Independent testing confirmed the margins of 155 specimens, including 31 positive margins from 29 patients. The classifier achieved an area under the receiver operating characteristic curve of 0.976, a sensitivity of 0.93, and a specificity of 0.98. At the margin level, the deep learning model accurately identified 96.8% of pathology-positive margins.
In addition to breast cancer, OCT is being used in the head and neck, such as for oral cavity cancers. “There’s a big sensitivity about taking too much tissue in the oral cavity, so surgeons are always trying to spare, as you can imagine, tissue in and around the oral cavity,” he says. Sometimes, this can lead the surgeon to get very close to the tumor, but by using OCT, the surgeon can image the tumor in real time and provide guidance on the status of the margin. Positive margin implications for head and neck cancers have a significant negative impact on patient mortality rates.
“The stakes are high,” Berkeley says. “Even though there’s less volume of head and neck cancer cases, the impact of reducing positive margins is a lot greater.”
Integrating AI
OCT is essentially an imaging modality that’s being read by surgeons in the operating room, and while surgeons can read images, they don’t have the expertise of radiologists.
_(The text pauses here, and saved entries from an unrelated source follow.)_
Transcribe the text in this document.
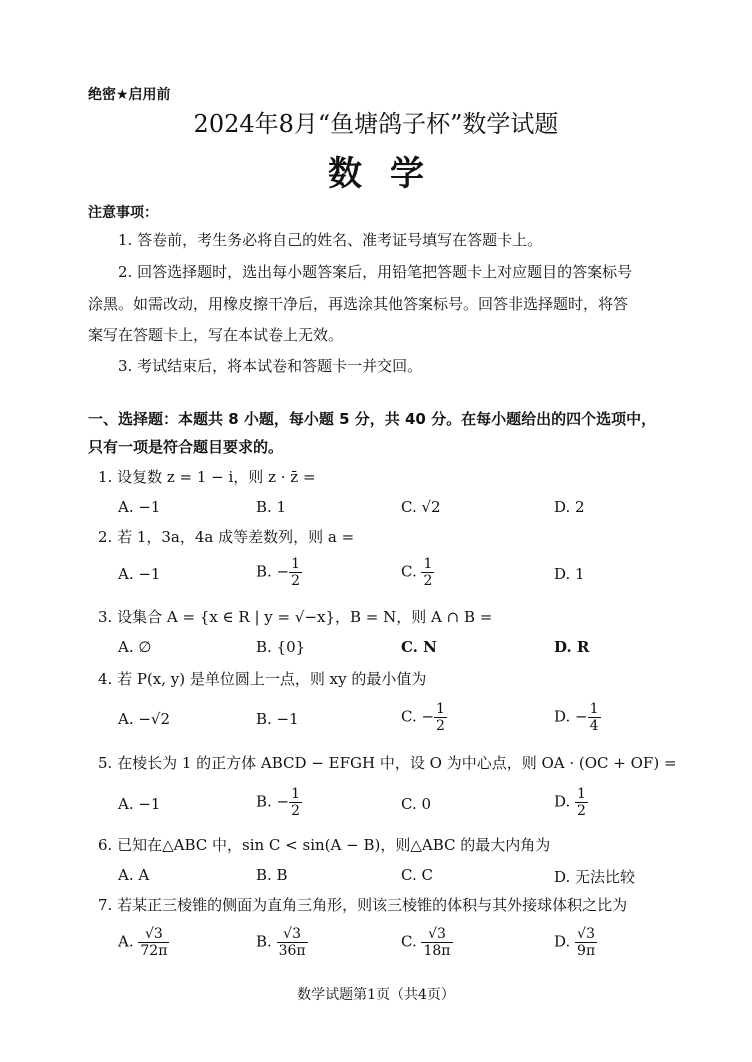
绝密★启用前
2024年8月“鱼塘鸽子杯”数学试题
数学
注意事项：
1. 答卷前，考生务必将自己的姓名、准考证号填写在答题卡上。
2. 回答选择题时，选出每小题答案后，用铅笔把答题卡上对应题目的答案标号
涂黑。如需改动，用橡皮擦干净后，再选涂其他答案标号。回答非选择题时，将答
案写在答题卡上，写在本试卷上无效。
3. 考试结束后，将本试卷和答题卡一并交回。
一、选择题：本题共 8 小题，每小题 5 分，共 40 分。在每小题给出的四个选项中，
只有一项是符合题目要求的。
1. 设复数 z = 1 − i，则 z · z̄ =
A. −1	B. 1	C. √2	D. 2
2. 若 1，3a，4a 成等差数列，则 a =
A. −1	B. − $\frac{1}{2}$	C. $\frac{1}{2}$	D. 1
3. 设集合 A = {x ∈ R | y = √−x}，B = N，则 A ∩ B =
A. ∅	B. {0}	C. N	D. R
4. 若 P(x, y) 是单位圆上一点，则 xy 的最小值为
A. −√2	B. −1	C. − $\frac{1}{2}$	D. − $\frac{1}{4}$
5. 在棱长为 1 的正方体 ABCD − EFGH 中，设 O 为中心点，则 OA · (OC + OF) =
A. −1	B. − $\frac{1}{2}$	C. 0	D. $\frac{1}{2}$
6. 已知在△ABC 中，sin C < sin(A − B)，则△ABC 的最大内角为
A. A	B. B	C. C	D. 无法比较
7. 若某正三棱锥的侧面为直角三角形，则该三棱锥的体积与其外接球体积之比为
A. $\frac{√3}{72\pi}$	B. $\frac{√3}{36\pi}$	C. $\frac{√3}{18\pi}$	D. $\frac{√3}{9\pi}$
数学试题第1页（共4页）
To overcome that challenge, Perimeter Medical Imaging AI developed machine learning algorithms for OCT images so that specific areas of interest are highlighted. Instead of reading an entire stack of images, the surgeon is guided on where to look. The company recently completed a multisite trial and submitted the AI technology to the FDA for clearance.
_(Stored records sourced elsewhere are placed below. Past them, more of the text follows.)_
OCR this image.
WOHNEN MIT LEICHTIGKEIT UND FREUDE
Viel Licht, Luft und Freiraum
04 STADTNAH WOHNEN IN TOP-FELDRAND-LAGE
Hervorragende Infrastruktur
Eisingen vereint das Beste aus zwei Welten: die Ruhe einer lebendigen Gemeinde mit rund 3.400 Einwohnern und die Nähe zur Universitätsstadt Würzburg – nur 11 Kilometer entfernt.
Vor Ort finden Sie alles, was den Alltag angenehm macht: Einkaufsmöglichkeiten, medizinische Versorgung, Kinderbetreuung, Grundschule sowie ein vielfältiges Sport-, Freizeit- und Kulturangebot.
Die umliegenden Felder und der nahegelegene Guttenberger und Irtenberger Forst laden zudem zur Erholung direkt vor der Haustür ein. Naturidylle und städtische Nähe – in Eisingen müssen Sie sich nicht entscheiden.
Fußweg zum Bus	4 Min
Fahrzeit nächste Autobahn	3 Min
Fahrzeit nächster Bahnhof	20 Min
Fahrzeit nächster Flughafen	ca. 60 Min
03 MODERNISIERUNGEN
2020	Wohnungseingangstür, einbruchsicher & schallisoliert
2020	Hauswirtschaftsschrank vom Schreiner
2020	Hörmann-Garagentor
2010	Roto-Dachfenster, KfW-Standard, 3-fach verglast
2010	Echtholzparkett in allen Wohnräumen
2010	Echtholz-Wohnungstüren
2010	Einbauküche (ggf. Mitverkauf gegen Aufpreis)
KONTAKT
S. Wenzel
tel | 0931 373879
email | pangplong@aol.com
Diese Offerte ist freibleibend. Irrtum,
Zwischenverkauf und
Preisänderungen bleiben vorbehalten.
From an imaging perspective, Perimeter Medical Imaging AI is not just using AI to classify tissue, it’s using it to help speed up image acquisition via interpolation. Instead of having to capture X amount of data, the company is cutting that in half and doing some interpolation to fill in the gaps.
“To have a really robust and very sensitive and specific AI technology for medical imaging, you need to have really good quality data, and a lot of it,” Berkeley says. “It’s very difficult to accumulate all of that data when you’re in the early stages because you don’t have broad adoption of your technology, but we’re in the process of building these datasets. So we’re also looking at ways of augmenting existing data, for example, we pick one good quality AI training label and then augment that in many different ways so that now one label turns into 10 or 15 labels.”
The company would like to exponentially grow its label sets by taking realworld data and applying augmentation to it. “It’s only ultimately going to impact patient care,” Berkeley says. “It’s not just on us, the developers. We’re trying to get the providers to be involved in partnering with us to provide data, in order for us to help the patients.”
— Rebekah Moan is a freelance journalist and ghostwriter based in Oakland, California. Her specialties are health care and profiles.